Por lo que es indispensable
garantizar que el interés y soberanía nacional sean quienes guíen a los
gobernantes, por ello se propone la siguiente modificación al artículo 82 de la
Constitución:
“Artículo 82. Para ser
Presidente o Presidenta se requiere:
I . Ser ciudadano o
ciudadana mexicana por nacimiento, en pleno goce de sus derechos, hijo o
hija de padre o madre mexicanos; no tener ni adquirir otra nacionalidad, y
en caso de tenerla, renunciar a ella previo a solicitar su registro como
candidata o candidato, y haber residido en el país al menos durante veinte
años.
Quien ejerza el cargo no podrá
adquirir ni solicitar otra nacionalidad, ni invocar ante autoridad extranjera
una nacionalidad distinta de la mexicana.
“Y quedan comprendidos en esta
prohibición el uso de pasaporte o documento de identidad expedido por un Estado
extranjero, el ejercicio de los derechos políticos inherentes a la ciudadanía
ante este y el acogerse a su protección diplomática.

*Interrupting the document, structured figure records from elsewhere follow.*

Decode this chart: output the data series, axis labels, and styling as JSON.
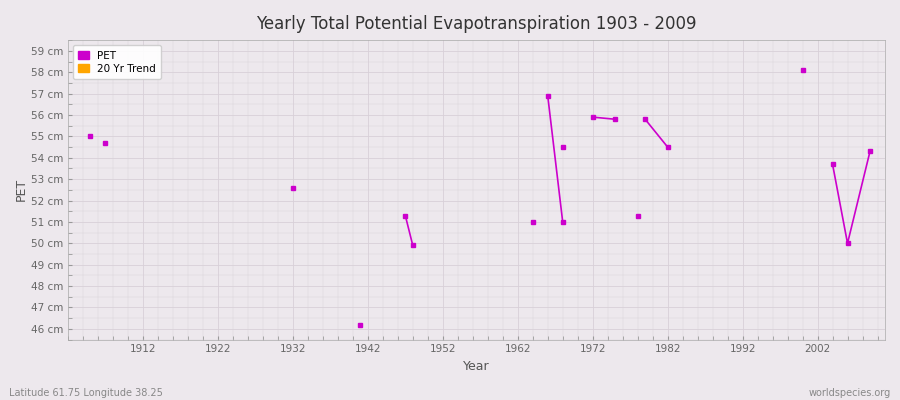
{
  "title": "Yearly Total Potential Evapotranspiration 1903 - 2009",
  "xlabel": "Year",
  "ylabel": "PET",
  "subtitle_left": "Latitude 61.75 Longitude 38.25",
  "subtitle_right": "worldspecies.org",
  "pet_color": "#CC00CC",
  "trend_color": "#FFA500",
  "background_color": "#EDE8ED",
  "grid_color": "#D8D0D8",
  "ylim": [
    45.5,
    59.5
  ],
  "xlim": [
    1902,
    2011
  ],
  "yticks": [
    46,
    47,
    48,
    49,
    50,
    51,
    52,
    53,
    54,
    55,
    56,
    57,
    58,
    59
  ],
  "xticks": [
    1912,
    1922,
    1932,
    1942,
    1952,
    1962,
    1972,
    1982,
    1992,
    2002
  ],
  "isolated_points": [
    [
      1905,
      55.0
    ],
    [
      1907,
      54.7
    ],
    [
      1932,
      52.6
    ],
    [
      1941,
      46.2
    ],
    [
      1964,
      51.0
    ],
    [
      1968,
      54.5
    ],
    [
      1978,
      51.3
    ],
    [
      2000,
      58.1
    ]
  ],
  "connected_segments": [
    [
      [
        1947,
        51.3
      ],
      [
        1948,
        49.9
      ]
    ],
    [
      [
        1966,
        56.9
      ],
      [
        1968,
        51.0
      ]
    ],
    [
      [
        1972,
        55.9
      ],
      [
        1975,
        55.8
      ]
    ],
    [
      [
        1979,
        55.8
      ],
      [
        1982,
        54.5
      ]
    ],
    [
      [
        2004,
        53.7
      ],
      [
        2006,
        50.0
      ],
      [
        2009,
        54.3
      ]
    ]
  ]
}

La contravención de esta
disposición se sancionará en los términos del Título Cuarto de esta
Constitución”.
Agregó que dicha redacción
también se contempla para el artículo 116, en el caso de los gobernadores y
gobernadoras, y el 122 para la jefatura de Gobierno en la Ciudad de México.
Informó que una vez que sea aprobada
la reforma, se propondrán modificaciones a la Ley de Nacionalidad para
establecer las reglas para renunciar a la doble nacionalidad ante las
autoridades mexicanas y del país del cual se sea nacional.